The doctor had a soothing voice. It flowed like honey, slow and sweet. But Mom seemed immune to his charm.
“How can we make sure that doesn’t happen to Anya?” Mom was asking, horrified.
“You can’t,” the doctor said.
Six
Anya still had her eyebrows. She still had her eyelashes and the tiny, light hair on her arms. But by Christmas she didn’t have enough hair on her head to look normal.
“It’s a good thing you got out so early in December this year,” Mom said. “Nobody noticed at school, did they? Here, let me put some more of this cream on those spots—your hair is bound to grow back by January.”
Anya’s grandparents lived too far away to visit for Christmas every year, and this was one of the years that nobody in Anya’s family was traveling. So all Christmas break Anya sat inside, hiding out, waiting for her hair to grow back.
Christmas morning Anya’s dad didn’t get his camera out like usual and take pictures of Anya-beside-the-tree, Anya-with-her-stack-of-presents, Anya-with-the-bows-pulled-off-her-presents-and-stuck-in-her-hair. Anya heard her parents conferring in the kitchen.
“Shouldn’t I . . . ,” her dad said. Anya couldn’t make out his next few words. Then his voice rose in a question, “. . . like normal?”

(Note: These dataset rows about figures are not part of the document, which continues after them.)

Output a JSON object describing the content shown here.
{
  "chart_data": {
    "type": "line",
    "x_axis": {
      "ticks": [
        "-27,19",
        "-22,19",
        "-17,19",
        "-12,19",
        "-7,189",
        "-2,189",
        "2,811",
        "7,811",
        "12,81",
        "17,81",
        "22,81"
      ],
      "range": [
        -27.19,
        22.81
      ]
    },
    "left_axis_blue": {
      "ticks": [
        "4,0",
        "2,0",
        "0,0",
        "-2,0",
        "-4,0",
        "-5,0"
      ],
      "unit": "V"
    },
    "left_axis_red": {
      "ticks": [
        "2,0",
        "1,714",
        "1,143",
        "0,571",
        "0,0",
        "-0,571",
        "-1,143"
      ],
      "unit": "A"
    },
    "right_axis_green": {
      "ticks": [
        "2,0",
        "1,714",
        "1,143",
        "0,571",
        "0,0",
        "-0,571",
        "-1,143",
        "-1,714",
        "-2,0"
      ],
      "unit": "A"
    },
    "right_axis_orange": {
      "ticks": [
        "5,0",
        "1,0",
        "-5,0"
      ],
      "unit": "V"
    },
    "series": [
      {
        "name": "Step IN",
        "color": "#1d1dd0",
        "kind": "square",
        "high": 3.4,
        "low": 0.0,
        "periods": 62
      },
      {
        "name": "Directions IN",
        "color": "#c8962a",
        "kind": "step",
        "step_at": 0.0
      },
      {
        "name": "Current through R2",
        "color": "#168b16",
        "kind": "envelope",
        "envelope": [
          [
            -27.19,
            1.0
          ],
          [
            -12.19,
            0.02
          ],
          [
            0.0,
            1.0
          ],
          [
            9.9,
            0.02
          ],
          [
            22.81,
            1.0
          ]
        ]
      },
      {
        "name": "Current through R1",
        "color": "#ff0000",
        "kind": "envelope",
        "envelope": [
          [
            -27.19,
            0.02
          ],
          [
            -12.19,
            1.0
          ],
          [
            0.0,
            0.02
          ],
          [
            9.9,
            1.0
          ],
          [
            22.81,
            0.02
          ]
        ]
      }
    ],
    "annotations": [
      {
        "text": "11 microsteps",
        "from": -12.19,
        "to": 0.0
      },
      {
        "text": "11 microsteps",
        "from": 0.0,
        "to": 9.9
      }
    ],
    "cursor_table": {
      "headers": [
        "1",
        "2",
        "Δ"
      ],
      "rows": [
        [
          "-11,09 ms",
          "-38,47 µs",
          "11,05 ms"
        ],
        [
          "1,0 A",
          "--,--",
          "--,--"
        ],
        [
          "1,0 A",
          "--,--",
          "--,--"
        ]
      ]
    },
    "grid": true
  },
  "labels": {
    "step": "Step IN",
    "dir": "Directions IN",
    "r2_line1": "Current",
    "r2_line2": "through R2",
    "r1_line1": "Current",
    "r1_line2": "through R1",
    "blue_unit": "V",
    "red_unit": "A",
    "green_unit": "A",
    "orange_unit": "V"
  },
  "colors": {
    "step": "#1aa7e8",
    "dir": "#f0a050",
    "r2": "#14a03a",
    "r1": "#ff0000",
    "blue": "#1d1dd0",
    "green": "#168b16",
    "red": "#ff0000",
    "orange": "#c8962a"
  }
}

“Good Lord, no,” Mom said.
Anya looked at the tower of wrapped boxes beside the tree. She’d gotten more presents than ever.
She didn’t want any of them.
At Christmas dinner she shifted mashed potatoes around her plate with her fork. She stabbed chunks of turkey but didn’t bother bringing the forkful up to her mouth. And Mom and Dad, who were usually big promoters of the Clean Plate Club, didn’t say a word.
She took to wearing an old baseball cap that had belonged to her dad when he was a boy. It said CINCINNATI REDS across the top. The bill stuck out so far Anya could pull it clear down to her nose, and no one could see her eyes. That was good. Anya could cry under that baseball cap and nobody would know.